Acura has apparently decided that the Japanese reputation for conservative styling is not appropriate for Acura, so it's begun to unveil a new set of vehicles with rather dramatic styling. While the new look has certainly generated buzz, the jury is still out on whether or not this will boost sales of the new 2009 Acura TL.
Love it or hate it, the 2009 Acura TL is hard to ignore. Edmunds reviewers report that there are "two TL models available: the base car and the more athletic SH-AWD mode," and both share the distinctive new corporate look. Reviews read by TheCarConnection.com won't necessarily call it attractive, but they never fail to mention the striking nature of the Acura TL's new mug. Edmunds says that "Acura's new goal is to be bold and brash, with aggressive lines and audacious details," and they go on to proclaim that "the 2009 Acura TL accomplishes just that." Initially, Automobile Magazine appreciates some of the concept drawings, especially of the hood, "but on the production car it strikes us as an oddly shaped appendage that looks out of place." Cars.com says that "there's just no escaping its looks," which they find hard to live with, and mentions that the new Acura TL "will certainly draw stares." On the positive side, Car and Driver reviewers feel that the 2009 Acura TL "looks better in the flesh than in photographs," and aside from the front, "the rest of the TL's angular, modern shape is assuredly handsome."
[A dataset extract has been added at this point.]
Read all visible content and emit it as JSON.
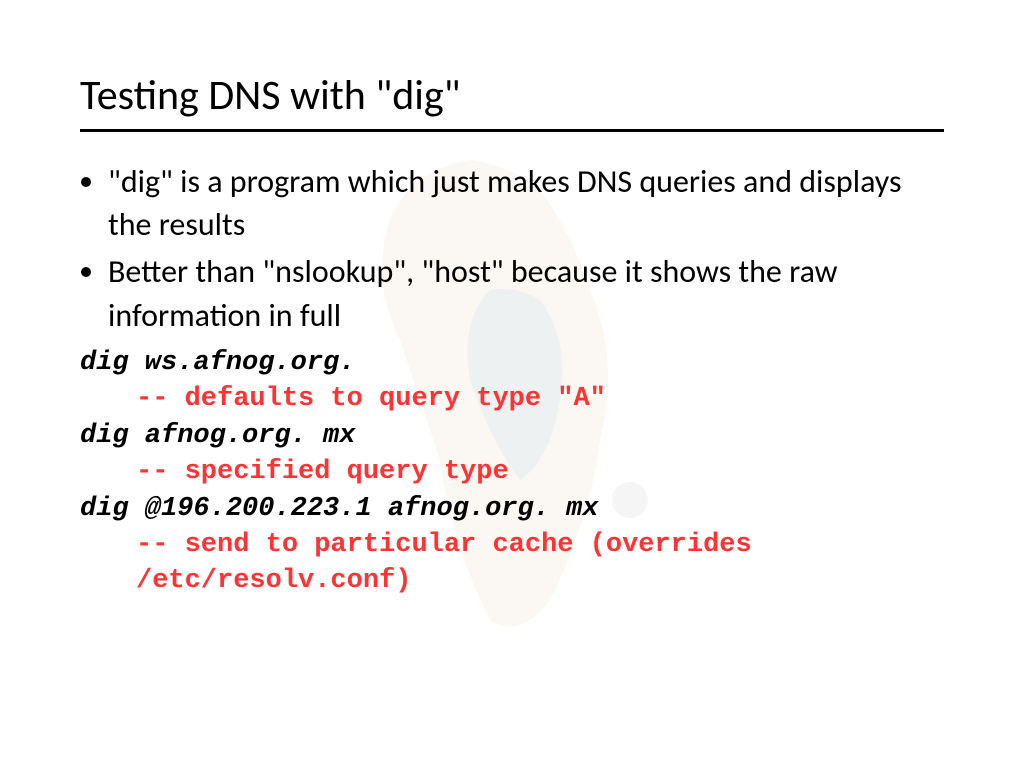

The overall look inside the 2009 Acura TL isn't quite as dramatic as the exterior styling might lead you to believe, but reviewers do find it attractive. Car and Driver notes that the cabin of the Acura 2009 TL lineup shares "a familiar look with other Acuras, but the multifunction controller knob and the bevy of buttons that surround it seem less confusing and cluttered than in the RDX." Road and Track loves that the Acura TL's "new interior features a cool-looking 4-gauge instrument cluster and classy center stack," while Cars.com calls the hooded gauges "sporty." In terms of overall effect, Automobile Magazine reports that the "interior has been redesigned in a twin-cockpit style for the front seat occupants, with metal trim that twists and curves as it wraps around from door to dash to console. The effect might be confining, if the cabin had not grown wider."